= Niyazi Serdar Sarıçiftçi =

Turkish physicist

Niyazi Serdar Sarıçiftçi (born 1961 in Konya, Turkey) is a Turkish-Austrian physicist. He is a professor of physical chemistry at the Johannes Kepler University (JKU) Linz. There, he leads the Institut for Physical Chemistry as well as the Institut for Organic Solar Cells (LIOS).

== Life ==
Niyazi Serdar Sarıçiftçi graduated from the Austrian St. George's College in Istanbul. He also studied classical piano at the Music Conservatory in Istanbul (1970–1980).

Then he began studying physics at the University of Vienna (1980–1989). After obtaining the doctorate (1989), he conducted research on the 2nd Physical Institute of the University of Stuttgart, Germany (1989–1992). In 1992 he received the academic teaching license (venia docendi) by the Central Interuniversitary Commission (YÖK) in Ankara, Turkey. He then went to the Institute for Polymers & Organic Solids at the University of California, Santa Barbara, United States, where he worked between 1992 and 1996 and, together with Alan J. Heeger (Nobel Prize in Chemistry, 2000) discovered and investigated the polymeric organic solar cells. In April 1996, he accepted the appointment as Chair of Physical Chemistry at the Johannes Kepler University Linz.

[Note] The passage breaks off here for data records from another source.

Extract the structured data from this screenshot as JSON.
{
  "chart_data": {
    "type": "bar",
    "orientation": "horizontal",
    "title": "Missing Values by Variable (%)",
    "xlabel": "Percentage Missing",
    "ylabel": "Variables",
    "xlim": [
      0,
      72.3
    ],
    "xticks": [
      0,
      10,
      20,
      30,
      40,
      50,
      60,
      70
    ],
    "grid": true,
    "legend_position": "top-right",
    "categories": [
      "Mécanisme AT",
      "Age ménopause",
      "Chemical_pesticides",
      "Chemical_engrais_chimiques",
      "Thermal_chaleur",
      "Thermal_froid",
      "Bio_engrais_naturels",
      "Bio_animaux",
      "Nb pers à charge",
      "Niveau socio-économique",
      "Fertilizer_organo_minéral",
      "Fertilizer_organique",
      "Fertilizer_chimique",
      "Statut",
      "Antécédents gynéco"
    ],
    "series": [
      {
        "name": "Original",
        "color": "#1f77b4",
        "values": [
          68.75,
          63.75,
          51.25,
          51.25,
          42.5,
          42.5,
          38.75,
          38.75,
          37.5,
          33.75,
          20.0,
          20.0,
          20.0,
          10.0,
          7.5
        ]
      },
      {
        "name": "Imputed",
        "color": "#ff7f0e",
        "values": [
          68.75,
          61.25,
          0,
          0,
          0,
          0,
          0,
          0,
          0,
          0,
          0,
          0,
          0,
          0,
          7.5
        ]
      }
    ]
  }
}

Since 1996 he gives lectures as a full professor at the JKU and is the head of the Institute for Physical Chemistry. In 2000 he was appointed founding director of the Linz Institute for Organic Solar Cells (LIOS) at JKU. Between 2003 and 2009 he was elected to the City Council of the City of Linz (SPÖ Group). Furthermore, Sarıçiftçi is a founding member of the Linz Circle. He is also a member of various associations and societies: Fellow of the Royal Society of Chemistry (FRSC), American Chemical Society (ACS), Materials Research Society (MRS), Austrian Physical Society (ÖPG), Austrian Chemical Society (GÖCH) and Fellow of SPIE. 2014, he was elected a corresponding member of the Austrian Academy of Sciences (AAS).

== Work and research priorities ==
Sarıçiftçi specializes in the field of organic semiconductors and their applications. In particular, he has worked in the field of organic solar cells. Chemical energy storage of solar energy by means of CO_{2} recycling.

== Awards ==
- Selcuk Yasar Prize of Yasar University in Izmir (2020)
- TUBA Prize of the Turkish Academy of Sciences (2015)
- Wittgenstein-Preis (2012)
- Honorary doctorate awarded by the University of Bucharest in Romania (2012)
- Honorary doctorate awarded by the Åbo Akademi in Finland (2011)
- Kardinal-Innitzer Award (2010)
- Humanity Medal of the City of Linz (2010)
- Austrians of 2008, category Education (ORF and Die Presse)
- Turkish National Science Prize (TUBITAK Bilim Ödülü) 2006
- ENERGY GLOBE Upper Austria 2003, sponsored by the OÖN

== Publications ==
Sarıçiftçi has published more than 600 scientific publications in scientific journals, with an h-index above >130. He is one of the most cited scientists in his field. In a global ranking of the best materials scientists Sarıçiftçi was classified as 14th.